Muy revelador (no por su temática, sino por la forma con la que la trata) el vídeo de Orange One donde entrevistan a Rachel Botsman (EN), experta en economía colaborativa.

La tesis que defiende esta mujer se basa en la importancia de un cambio tan radical como el que está sufriendo la sociedad a raíz de tener la capacidad de poner en común ofertas y demandas (ES) que hasta ahora estaban siendo gestionadas muy ineficazmente.

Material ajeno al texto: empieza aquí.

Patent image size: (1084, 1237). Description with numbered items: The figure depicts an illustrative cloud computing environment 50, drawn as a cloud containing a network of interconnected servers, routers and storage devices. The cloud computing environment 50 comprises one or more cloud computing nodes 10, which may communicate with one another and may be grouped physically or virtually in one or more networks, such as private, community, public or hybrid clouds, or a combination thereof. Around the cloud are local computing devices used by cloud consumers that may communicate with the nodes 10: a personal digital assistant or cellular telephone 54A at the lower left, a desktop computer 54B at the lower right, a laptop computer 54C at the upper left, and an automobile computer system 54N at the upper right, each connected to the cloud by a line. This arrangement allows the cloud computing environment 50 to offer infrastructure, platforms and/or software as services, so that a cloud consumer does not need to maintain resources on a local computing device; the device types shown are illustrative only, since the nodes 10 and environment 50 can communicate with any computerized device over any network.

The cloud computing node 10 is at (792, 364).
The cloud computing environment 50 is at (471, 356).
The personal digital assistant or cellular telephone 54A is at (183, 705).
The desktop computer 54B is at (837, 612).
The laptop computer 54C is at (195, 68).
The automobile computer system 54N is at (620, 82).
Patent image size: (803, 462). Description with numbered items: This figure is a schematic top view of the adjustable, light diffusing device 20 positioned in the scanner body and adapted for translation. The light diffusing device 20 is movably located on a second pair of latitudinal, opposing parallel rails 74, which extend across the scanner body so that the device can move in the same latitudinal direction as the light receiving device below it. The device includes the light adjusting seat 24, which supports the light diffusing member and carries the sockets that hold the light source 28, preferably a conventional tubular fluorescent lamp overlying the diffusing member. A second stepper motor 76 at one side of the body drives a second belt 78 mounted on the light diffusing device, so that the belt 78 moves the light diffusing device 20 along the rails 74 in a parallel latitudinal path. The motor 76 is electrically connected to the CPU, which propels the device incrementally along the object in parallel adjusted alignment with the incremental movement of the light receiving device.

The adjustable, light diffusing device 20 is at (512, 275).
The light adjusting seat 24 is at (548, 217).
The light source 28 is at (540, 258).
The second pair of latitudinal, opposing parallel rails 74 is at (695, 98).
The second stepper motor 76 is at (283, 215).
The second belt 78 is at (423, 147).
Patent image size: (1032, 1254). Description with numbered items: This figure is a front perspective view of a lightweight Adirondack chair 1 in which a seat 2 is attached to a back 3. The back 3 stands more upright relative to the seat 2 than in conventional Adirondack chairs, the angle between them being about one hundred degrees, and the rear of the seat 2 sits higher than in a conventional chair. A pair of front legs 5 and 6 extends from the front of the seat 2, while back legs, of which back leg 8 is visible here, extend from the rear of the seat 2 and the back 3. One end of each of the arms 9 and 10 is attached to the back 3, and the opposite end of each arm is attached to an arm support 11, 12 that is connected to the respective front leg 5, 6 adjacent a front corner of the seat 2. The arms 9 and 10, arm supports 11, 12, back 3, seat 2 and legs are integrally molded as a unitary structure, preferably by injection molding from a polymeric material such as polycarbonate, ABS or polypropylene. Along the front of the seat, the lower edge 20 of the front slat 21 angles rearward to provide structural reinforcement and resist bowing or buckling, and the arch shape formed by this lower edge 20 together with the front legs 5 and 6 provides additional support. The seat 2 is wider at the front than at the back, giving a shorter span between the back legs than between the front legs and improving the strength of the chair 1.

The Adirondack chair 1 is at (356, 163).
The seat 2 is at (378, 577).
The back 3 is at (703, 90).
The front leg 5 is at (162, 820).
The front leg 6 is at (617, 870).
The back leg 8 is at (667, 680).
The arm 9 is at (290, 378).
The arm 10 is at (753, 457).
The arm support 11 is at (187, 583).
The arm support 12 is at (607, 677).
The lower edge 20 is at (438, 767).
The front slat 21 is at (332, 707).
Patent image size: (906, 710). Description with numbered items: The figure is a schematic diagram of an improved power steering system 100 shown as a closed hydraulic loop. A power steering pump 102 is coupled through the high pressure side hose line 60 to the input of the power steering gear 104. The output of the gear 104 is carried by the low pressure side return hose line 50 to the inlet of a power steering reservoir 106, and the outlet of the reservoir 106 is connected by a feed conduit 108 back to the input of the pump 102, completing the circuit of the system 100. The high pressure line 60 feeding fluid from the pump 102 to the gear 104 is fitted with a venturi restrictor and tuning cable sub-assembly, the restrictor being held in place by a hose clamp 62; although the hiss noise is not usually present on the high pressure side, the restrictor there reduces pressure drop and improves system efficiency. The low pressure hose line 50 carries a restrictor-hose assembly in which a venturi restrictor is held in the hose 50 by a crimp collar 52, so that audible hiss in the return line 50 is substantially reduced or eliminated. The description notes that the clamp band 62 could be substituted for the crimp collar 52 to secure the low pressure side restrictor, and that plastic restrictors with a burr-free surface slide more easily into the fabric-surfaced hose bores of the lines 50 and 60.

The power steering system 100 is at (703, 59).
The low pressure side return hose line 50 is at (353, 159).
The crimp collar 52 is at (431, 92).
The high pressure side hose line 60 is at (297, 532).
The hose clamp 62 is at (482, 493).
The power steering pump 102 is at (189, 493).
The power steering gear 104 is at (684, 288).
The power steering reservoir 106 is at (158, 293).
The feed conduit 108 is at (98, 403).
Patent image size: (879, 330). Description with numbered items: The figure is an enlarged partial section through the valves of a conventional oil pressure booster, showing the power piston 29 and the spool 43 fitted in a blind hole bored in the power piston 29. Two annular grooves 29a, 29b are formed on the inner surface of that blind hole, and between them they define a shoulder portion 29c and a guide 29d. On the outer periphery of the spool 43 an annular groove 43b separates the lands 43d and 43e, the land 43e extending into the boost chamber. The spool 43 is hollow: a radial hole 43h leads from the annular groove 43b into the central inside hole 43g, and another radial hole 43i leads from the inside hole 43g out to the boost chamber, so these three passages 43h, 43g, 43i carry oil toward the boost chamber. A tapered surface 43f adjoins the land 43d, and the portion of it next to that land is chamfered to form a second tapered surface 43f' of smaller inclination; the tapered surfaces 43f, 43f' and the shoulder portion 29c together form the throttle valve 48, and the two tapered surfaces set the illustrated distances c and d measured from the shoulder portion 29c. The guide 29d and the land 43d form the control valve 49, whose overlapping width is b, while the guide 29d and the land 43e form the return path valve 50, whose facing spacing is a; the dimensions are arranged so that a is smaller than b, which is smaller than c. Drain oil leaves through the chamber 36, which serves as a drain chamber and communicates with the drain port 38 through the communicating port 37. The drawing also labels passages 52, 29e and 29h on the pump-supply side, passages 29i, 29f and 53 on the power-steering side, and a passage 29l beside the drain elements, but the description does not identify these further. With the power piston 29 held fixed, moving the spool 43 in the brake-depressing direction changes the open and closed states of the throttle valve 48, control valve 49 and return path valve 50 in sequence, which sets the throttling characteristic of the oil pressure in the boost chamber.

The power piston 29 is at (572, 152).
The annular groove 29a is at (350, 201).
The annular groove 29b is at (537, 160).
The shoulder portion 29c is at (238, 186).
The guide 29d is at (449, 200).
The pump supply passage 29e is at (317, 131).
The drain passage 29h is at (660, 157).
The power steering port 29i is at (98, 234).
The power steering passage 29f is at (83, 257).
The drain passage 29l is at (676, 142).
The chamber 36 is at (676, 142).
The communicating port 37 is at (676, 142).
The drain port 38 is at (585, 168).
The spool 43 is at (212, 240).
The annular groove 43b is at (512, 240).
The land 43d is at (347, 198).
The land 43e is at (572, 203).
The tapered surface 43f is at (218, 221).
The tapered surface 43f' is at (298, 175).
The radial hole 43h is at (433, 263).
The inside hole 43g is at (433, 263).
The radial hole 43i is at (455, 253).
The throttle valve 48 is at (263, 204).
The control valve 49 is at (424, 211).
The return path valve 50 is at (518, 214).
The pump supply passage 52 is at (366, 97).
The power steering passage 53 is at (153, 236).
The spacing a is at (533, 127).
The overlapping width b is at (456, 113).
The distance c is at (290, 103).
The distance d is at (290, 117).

Es decir, el de aprovechar los recursos infrautilizados que tanto nosotros como terceros tenemos a nuestro alrededor para ser más eficaces como sociedad, rompiendo las hasta ahora rígidas cadenas de distribución y producción de bienes.

La democratización de la tecnología juega un papel crítico a la hora de dibujar un escenario en el que cualquiera puede tener un medio de comunicación propio (Facebook), ofrecer una habitación que le sobre a terceros con las garantías suficientes (Airbnb), o disfrutar de la compañía de un perro únicamente los fines de semana (Borrow My Doggy (EN)).

La economía colaborativa no va únicamente de cambiar la manera en la que afrontamos la industria del transporte y la vivienda, pero es normal que estos dos sectores sean los que más disrupción han sufrido, habida cuenta de que generalmente son los bienes más valiosos que tiene un ciudadano (coche y vivienda). Uber, BlaBlaCar o Wonobo solo han sabido solucionar de manera eficiente una serie de problemáticas en la logística de los ciudadanos (ES) que la industria no está cubriendo adecuadamente.

No han creado nada nuevo, simplemente han sido, gracias a aplicar metodologías de desarrollo digital en entornos tradicionales, ser más eficaces a la hora de suplir una demanda que ya existía. De entender el problema y buscar una solución basada en el potencial colectivo de la sociedad, sin pretender cubrir ellos mismos todas las necesidades (y costes) que supondría controlar toda la cadena.

La economía colaborativa va de que alguien que es capaz de generar más energía de la que consume pueda comerciar con su sobrante, indistintamente del tamaño que tenga, de que alguien que tiene unos conocimientos específicos pueda intercambiarlos con otra persona que quizás tenga otros que éste necesite, de que una compañía pueda aprovechar sus sobrantes para ofrecerlos a terceros.

De optimizar los recursos infrautilizados, a fin de cuentas. Una lacra que siempre nos ha acompañado, y que encuentra ahora en la economía colaborativa una manera de ser más útil (y rentable) a los intereses de todos.

Tan sencillo como suena. Tan difícil de llevarlo a cabo en un entorno no proclive al cambio.